I think the internet is too much for me.
Too much news. I can read the headlines everyday, with new ones popping up moment by moment. I can click on links to related articles. I can learn all kinds of things about all kinds of people in all kinds of situations. But then I do nothing about it. There is no outlet for so much information except mere opinion. So I can leave comments, or click thumbs up and down, or post the item framed with my own view. And then do nothing. Do nothing but wait until the next item rolls around. Do nothing but grow cynical, frustrated, or feel cheap, empty victories for “having my voice be heard.”
Too much entertainment. I can drop by Hulu and laugh at Conan’s monologues and general silliness, or check out the latest YouTube clip for a chuckle. I can forget that there are very important things happening which ought not happen. I can forget there is evil.
Too much photography. I can log in to Facebook and scan through the photos of my friends, see countless self-portraits at odd angles with faces frozen in rock star screams or Zoolander pouts or eyebrow arches. I can see beautiful face and beautiful face, curvy figure after curvy figure, and skin skin skin on “innocent” sites. And then there are too many faces in my mind and I forget the faces that really matter to me. I forget the innocence of a flesh-and-blood smile. I forget the good, good hardship of a living person and grow more comfortable with the static flat image. Or I grow angry that people think so little of their smiles, their eyes, their bodies, that they would paint them and alter them into meaningless charms.

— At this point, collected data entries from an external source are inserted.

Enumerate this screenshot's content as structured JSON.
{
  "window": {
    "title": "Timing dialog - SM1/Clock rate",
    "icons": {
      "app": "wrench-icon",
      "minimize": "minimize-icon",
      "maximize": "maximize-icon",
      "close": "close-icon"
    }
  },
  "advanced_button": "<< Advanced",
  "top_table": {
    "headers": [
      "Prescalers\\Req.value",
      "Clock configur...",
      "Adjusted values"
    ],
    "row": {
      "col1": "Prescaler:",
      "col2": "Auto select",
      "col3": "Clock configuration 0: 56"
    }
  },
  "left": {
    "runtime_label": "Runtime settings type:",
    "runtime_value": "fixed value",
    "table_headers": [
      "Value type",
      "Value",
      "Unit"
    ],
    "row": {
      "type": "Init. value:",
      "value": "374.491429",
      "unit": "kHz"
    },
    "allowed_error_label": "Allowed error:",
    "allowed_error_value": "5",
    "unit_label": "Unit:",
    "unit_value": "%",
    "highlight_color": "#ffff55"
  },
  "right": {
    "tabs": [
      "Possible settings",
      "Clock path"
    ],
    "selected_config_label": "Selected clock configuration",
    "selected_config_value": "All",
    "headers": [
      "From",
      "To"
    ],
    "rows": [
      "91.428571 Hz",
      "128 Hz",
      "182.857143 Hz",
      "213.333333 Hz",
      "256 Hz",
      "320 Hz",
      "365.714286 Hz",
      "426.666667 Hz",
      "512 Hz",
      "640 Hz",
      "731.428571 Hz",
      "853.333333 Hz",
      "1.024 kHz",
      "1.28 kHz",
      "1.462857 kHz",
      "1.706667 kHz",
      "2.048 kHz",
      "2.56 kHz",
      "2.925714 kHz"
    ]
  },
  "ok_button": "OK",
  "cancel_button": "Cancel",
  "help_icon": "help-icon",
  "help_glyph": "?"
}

Too much text. Words, werds, wurds. Too many words sitting open-faced, as if every one of those words and ideas were as important as every other. One man’s blog is another man’s comment. I can look from page to page, blog to blog, listening to the voices speak through their words–and at the end of the day, I can believe that someone’s words matter more because their well-designed website looks much cooler than the other. I can disregard a friend and read an enemy. I can lie. But I cannot pronounce truth in so much text. All is opinion. All is equal.
Too much music. Too much video. Too much sound. Too much fury.
And not enough of the things that really matter.
Am I alone in this?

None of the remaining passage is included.